Comment on attachment 610213 [details] [diff] [review] Patch v3 r=me if you use mozilla:AutoRestore<PRUint32> loadTypeResetter(mLoadType); instead of recreating AutoRestore. ;)
Does this latest patch also fix the Joomla issue in bug 739588?
(In reply to Justin Lebar [:jlebar] from comment #45) > https://hg.mozilla.org/integration/mozilla-inbound/rev/612fd2e764fd https://hg.mozilla.org/mozilla-central/rev/612fd2e764fd
(In reply to Daniel Veditz [:dveditz] from comment #46) > Does this latest patch also fix the Joomla issue in bug 739588? Apparently so. The web-facing change in the latest patch is much more tightly-scoped, so it's (hopefully) much less likely to break sites.
Comment on attachment 610213 [details] [diff] [review] Patch v3 This patch should be much less web-visible than the previous one. (I didn't have to make any changes to the test suite to get it to pass, for example.) Still risky, as always.
Comment on attachment 610213 [details] [diff] [review] Patch v3 [Triage Comment] Approved for all branches. Please land on m-b before 2:30 PM PT so that this makes it into our fourth beta.
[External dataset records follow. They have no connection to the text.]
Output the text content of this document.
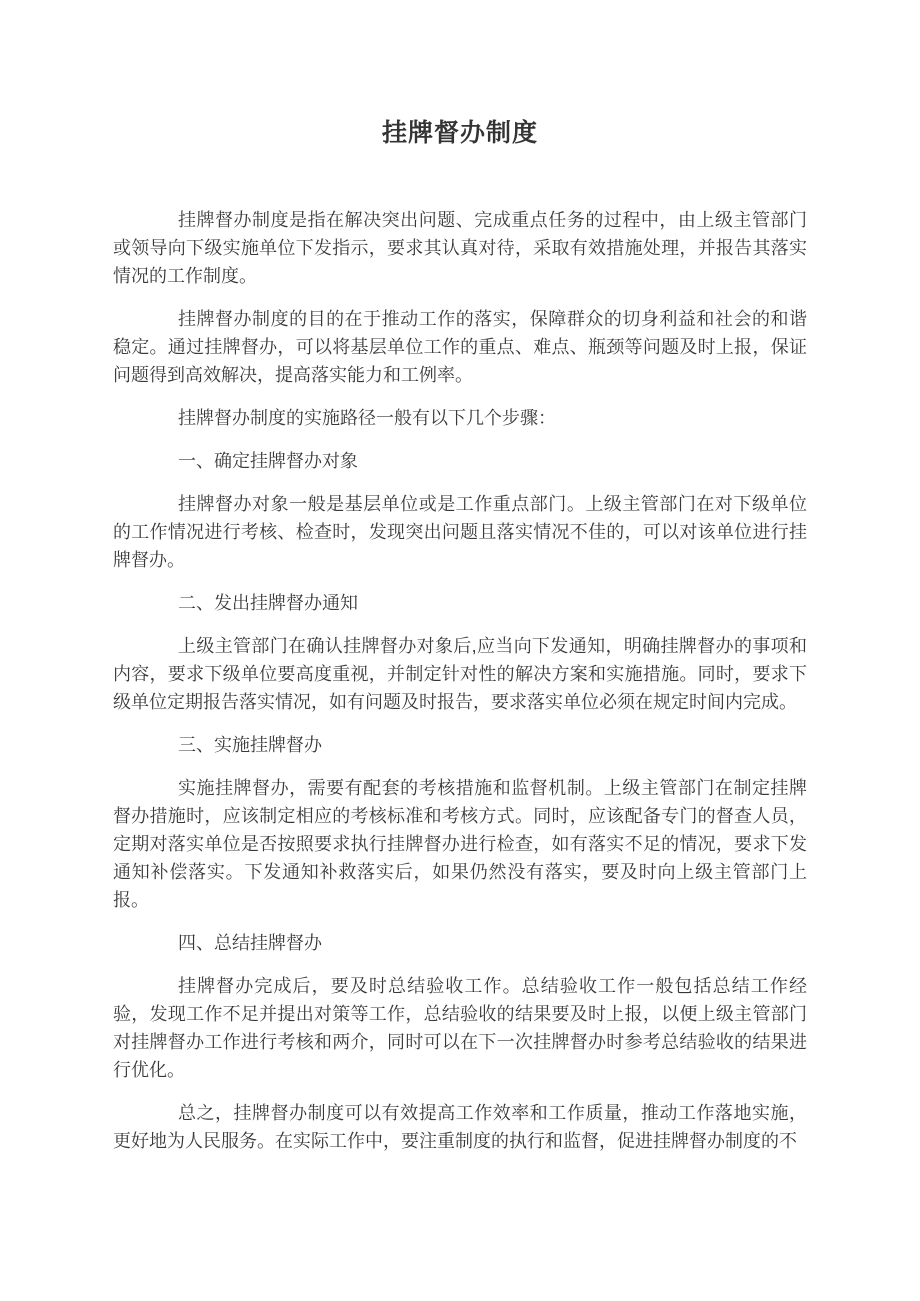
挂牌督办制度

挂牌督办制度是指在解决突出问题、完成重点任务的过程中，由上级主管部门或领导向下级实施单位下发指示，要求其认真对待，采取有效措施处理，并报告其落实情况的工作制度。

挂牌督办制度的目的在于推动工作的落实，保障群众的切身利益和社会的和谐稳定。通过挂牌督办，可以将基层单位工作的重点、难点、瓶颈等问题及时上报，保证问题得到高效解决，提高落实能力和工例率。

挂牌督办制度的实施路径一般有以下几个步骤：

一、确定挂牌督办对象

挂牌督办对象一般是基层单位或是工作重点部门。上级主管部门在对下级单位的工作情况进行考核、检查时，发现突出问题且落实情况不佳的，可以对该单位进行挂牌督办。

二、发出挂牌督办通知

上级主管部门在确认挂牌督办对象后,应当向下发通知，明确挂牌督办的事项和内容，要求下级单位要高度重视，并制定针对性的解决方案和实施措施。同时，要求下级单位定期报告落实情况，如有问题及时报告，要求落实单位必须在规定时间内完成。

三、实施挂牌督办

实施挂牌督办，需要有配套的考核措施和监督机制。上级主管部门在制定挂牌督办措施时，应该制定相应的考核标准和考核方式。同时，应该配备专门的督查人员，定期对落实单位是否按照要求执行挂牌督办进行检查，如有落实不足的情况，要求下发通知补偿落实。下发通知补救落实后，如果仍然没有落实，要及时向上级主管部门上报。

四、总结挂牌督办

挂牌督办完成后，要及时总结验收工作。总结验收工作一般包括总结工作经验，发现工作不足并提出对策等工作，总结验收的结果要及时上报，以便上级主管部门对挂牌督办工作进行考核和两介，同时可以在下一次挂牌督办时参考总结验收的结果进行优化。

总之，挂牌督办制度可以有效提高工作效率和工作质量，推动工作落地实施，更好地为人民服务。在实际工作中，要注重制度的执行和监督，促进挂牌督办制度的不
Landed on beta for FF12: https://hg.mozilla.org/releases/mozilla-beta/rev/f9c358204bce
Landed on aurora for FF13: https://hg.mozilla.org/releases/mozilla-aurora/rev/ac43257b27fe Landed on ESR10: https://hg.mozilla.org/releases/mozilla-esr10/rev/51960baf2325
Can someone please clarify the expected result? I downloaded a local copy of the testcase and opened it in Firefox. RESULT: 1. Open file:///home/mozilla/Downloads/pushstate-sec.html and click "Click Here" 2. Opens a new tab and redirects to maps.google.com 3. Redirects back to file:///home/mozilla/Downloads/pushstate-sec.html#foo
(In reply to Anthony Hughes, Mozilla QA (irc: ashughes) from comment #53) > Can someone please clarify the expected result? > > I downloaded a local copy of the testcase and opened it in Firefox. > > RESULT: > 1. Open file:///home/mozilla/Downloads/pushstate-sec.html and click "Click > Here" > 2. Opens a new tab and redirects to maps.google.com > 3. Redirects back to file:///home/mozilla/Downloads/pushstate-sec.html#foo Yes, that's right. What would be wrong is if it opened maps.google.com but displayed pushstate-sec.html as the URL. Please try all the relevant testcases, both in this bug and in bug 687745.
Verified fixed in trunk as well: Mozilla/5.0 (Macintosh; Intel Mac OS X 10.7; rv:14.0) Gecko/20120416 Firefox/14.0a1.